After three days we were able to capture a seizure with the radioactive dye used for the spect scan. On Tuesday she had the spect scan that gave the doctors a baseline and today (the last day the dye was available) they were able to identify a seizure and injected her with the dye. She was wheeled up later for the scan and then we were discharged this afternoon.
Kudos to Megan and the EEG techs for watching her while she was sleeping so that they could inject her within 30 seconds of the onset of seizure. If any later than it would have been a lost cause. Basically, as we understand it, the dye travels directly to the location of the onset of seizures and gives the doctors an address to consider for possible surgery.
The doctors meet on Tuesday to conference and argue Meara's case. On Wednesday we have an appointment with Meara's neurologist and we find out what they recommend. Then, Megan and I spend a great deal of time reflecting, praying, meditating, thinking, listening, and being open. We have decided that we aren't on a timeline. Things will happen at the right time for the right reasons and we've concluded that it is entirely out of our control.

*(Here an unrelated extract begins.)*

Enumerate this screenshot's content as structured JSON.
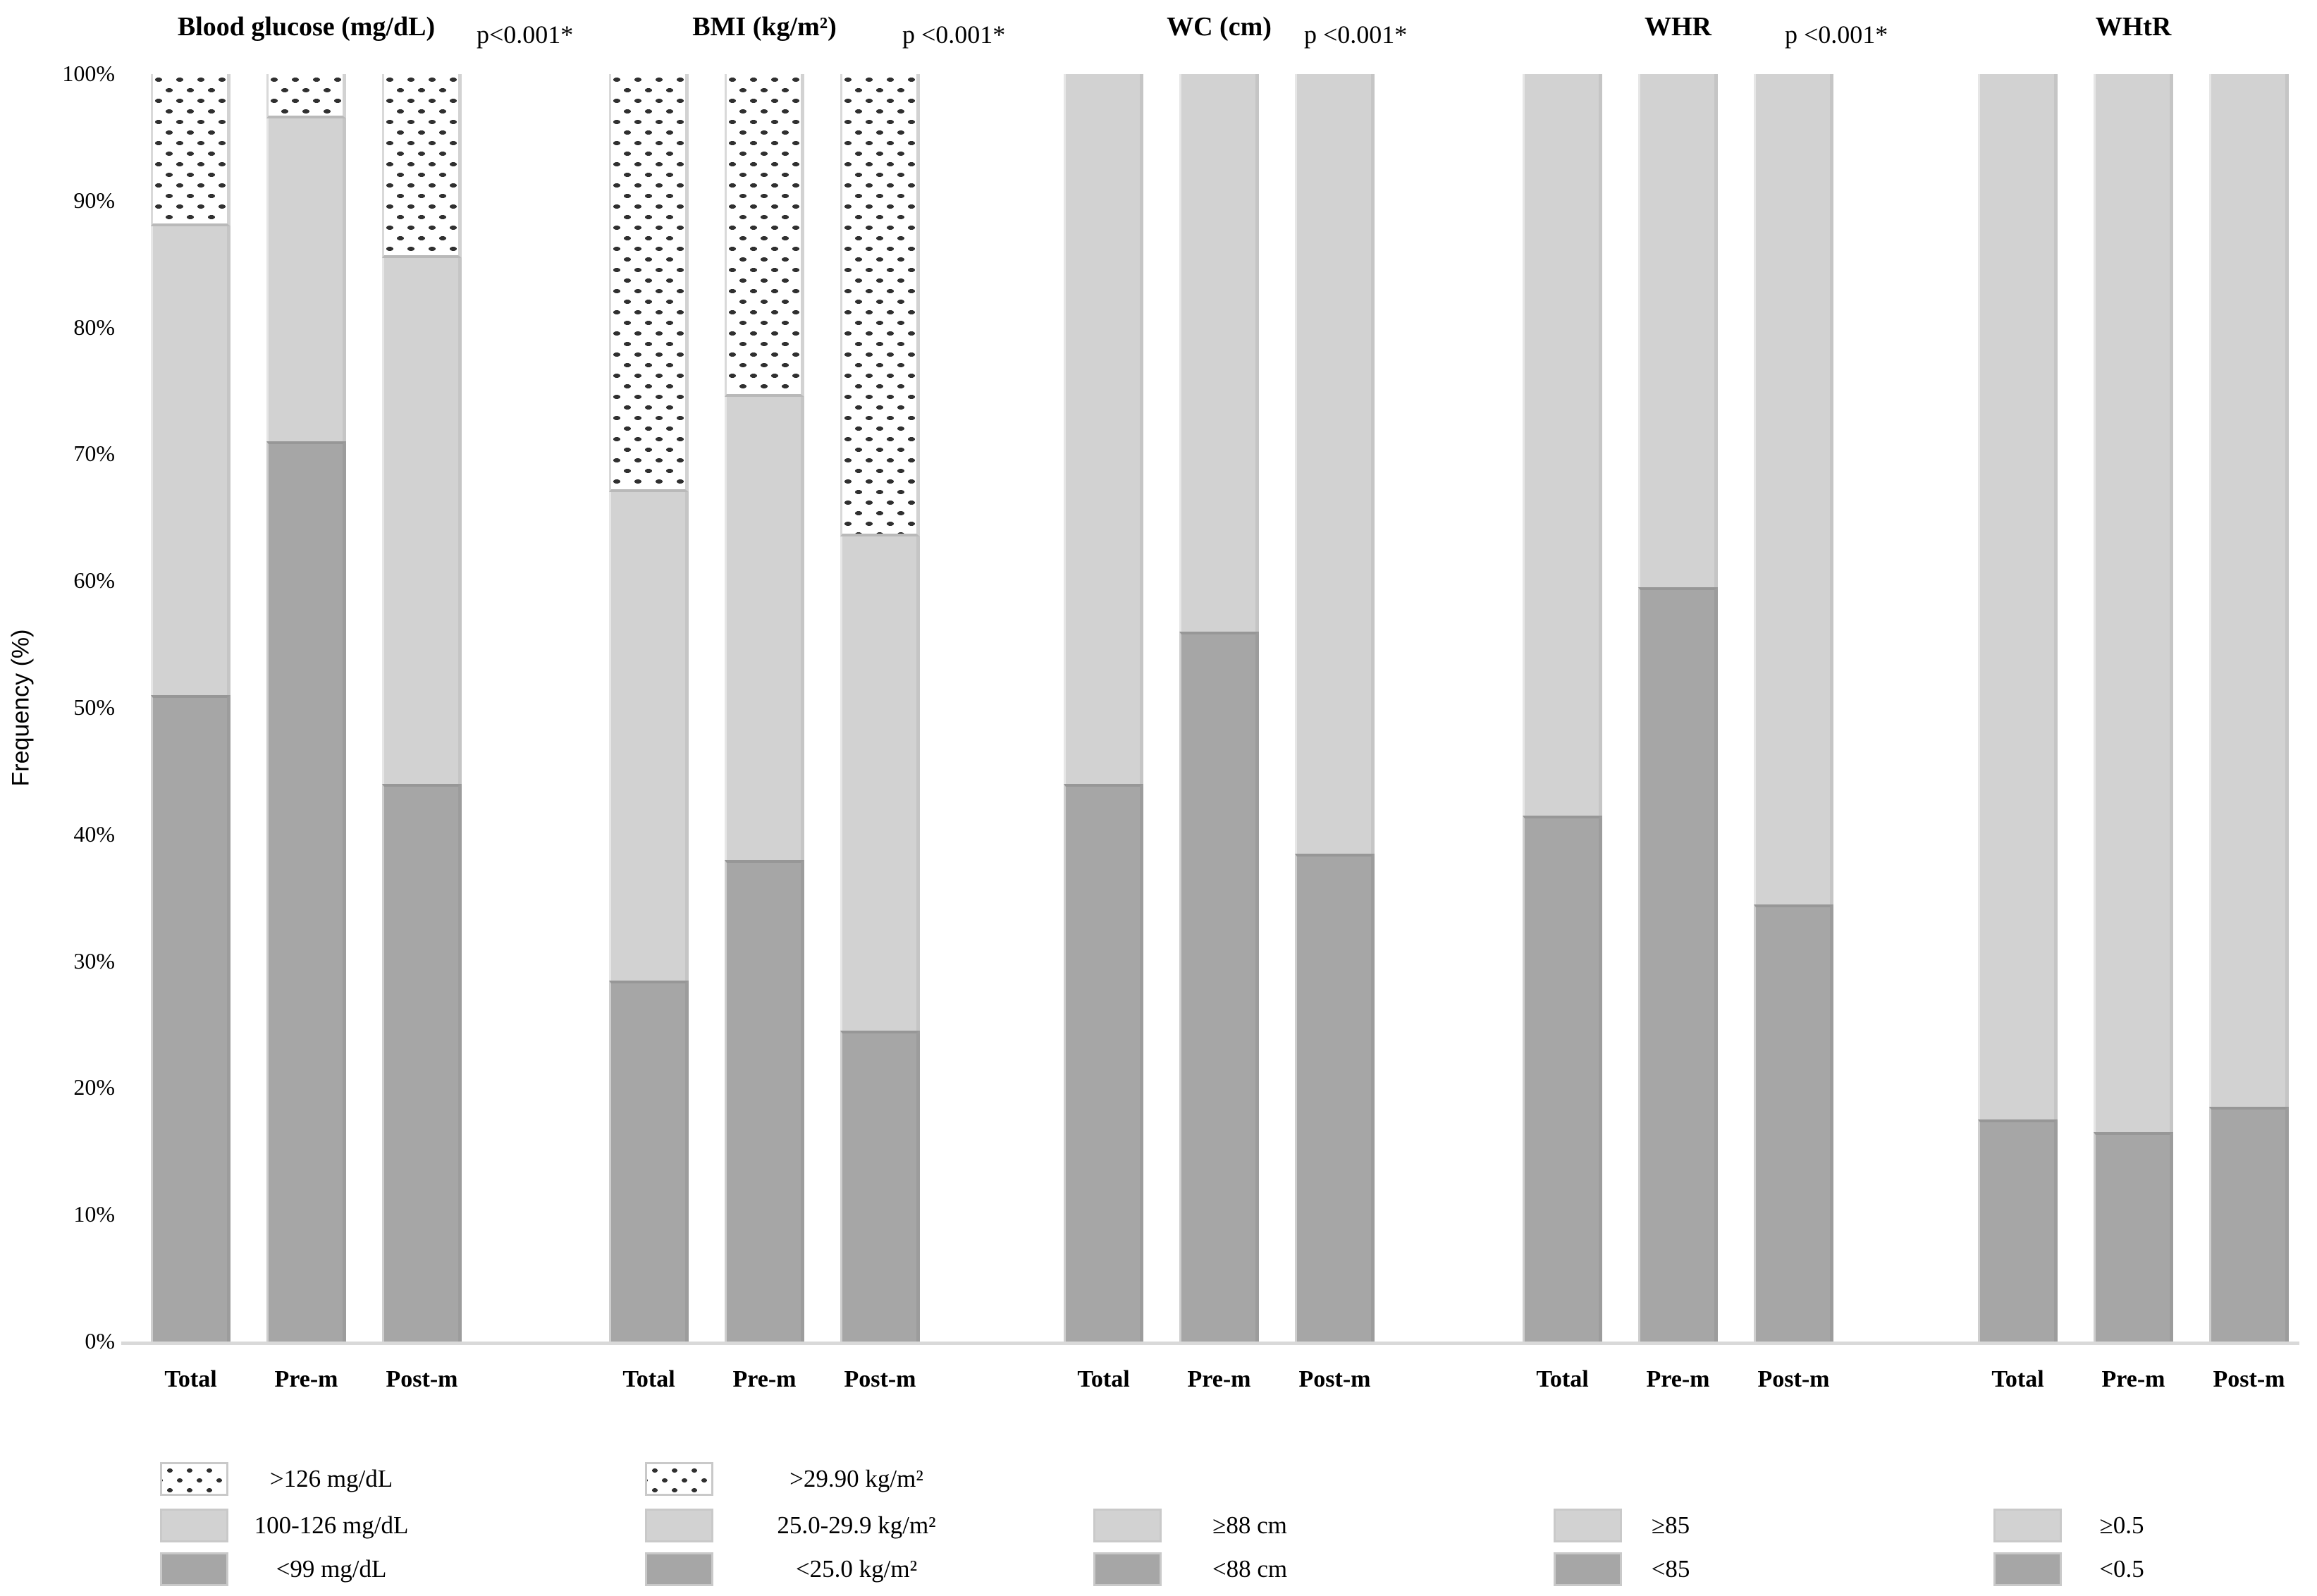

Megan was in the hospital full-time with Meara keeping her sleep deprived so that she would sleep during the day (when the dye was available). She is a super Mom with super powers. If you ever feel motivated - tell her that. Tell her how awesome she is and what a great Mom she is. She needs to hear it from someone other than me.
Props to the EEG techs too for sitting by Meara's beside for hours staring at her waiting for the opportunity (identifiable seizure) to inject the dye. Amazing these people who work in these professions. They really have to love kids to do this kind of work. We are so lucky to have Children's Hospital.
Ainsley and I came back to the house at night (she's too old to stay at the hospital over night). A huge amount of gratitude for Bethany Brittenham who watched Ainsley (in addition to her own three kids!) all day today while I was with Megan and Meara for the spect scan.
The difference between this visit and last August was that you couldn't get Meara to stop talking. She was extremely verbal with the hospital staff and honestly, i think she loves the attention she gets while we are there.
Thanks to Joe (who delivers the food trays from food service). This man has a heart of gold. Over the years I've gotten to know him pretty well and every time I see him he gives me the biggest hug. He hugs me tight and reassures me that Meara is going to be okay and that things will be figured out. He always makes a point to come by and see Meara and give her the same treatment. He provides more than a warm meal. He offers unconditional love and hope. I hope he knows how important he is.
You know, life is a real pain in the … sometimes. But it's worth it. It's worth the fight. It's worth the journey. Feeling the tight embrace of your kids is worth more than anything in the world. Knowing that your mate will be there by your side through thick and thin (I know this because she's been here with me through a lot of stuff - a lot of stuff) is also worth more than anything in the world. These are things that could possibly be taken for granted. It's not. I recognize it and I'm so grateful and happy to have this life.
Be good to each other. Don't be afraid to live and experiment being happy without the condition of things acquired or attained. Just recognize that in this very moment you have exactly what you need to be happy. This is my new mantra. Can't promise I won't have a crappy day. But man does it feel better knowing it and making it something to work towards.
Love to all. Thank you from the bottom of our hearts for loving us and for the positive words of encouragement and affirmation.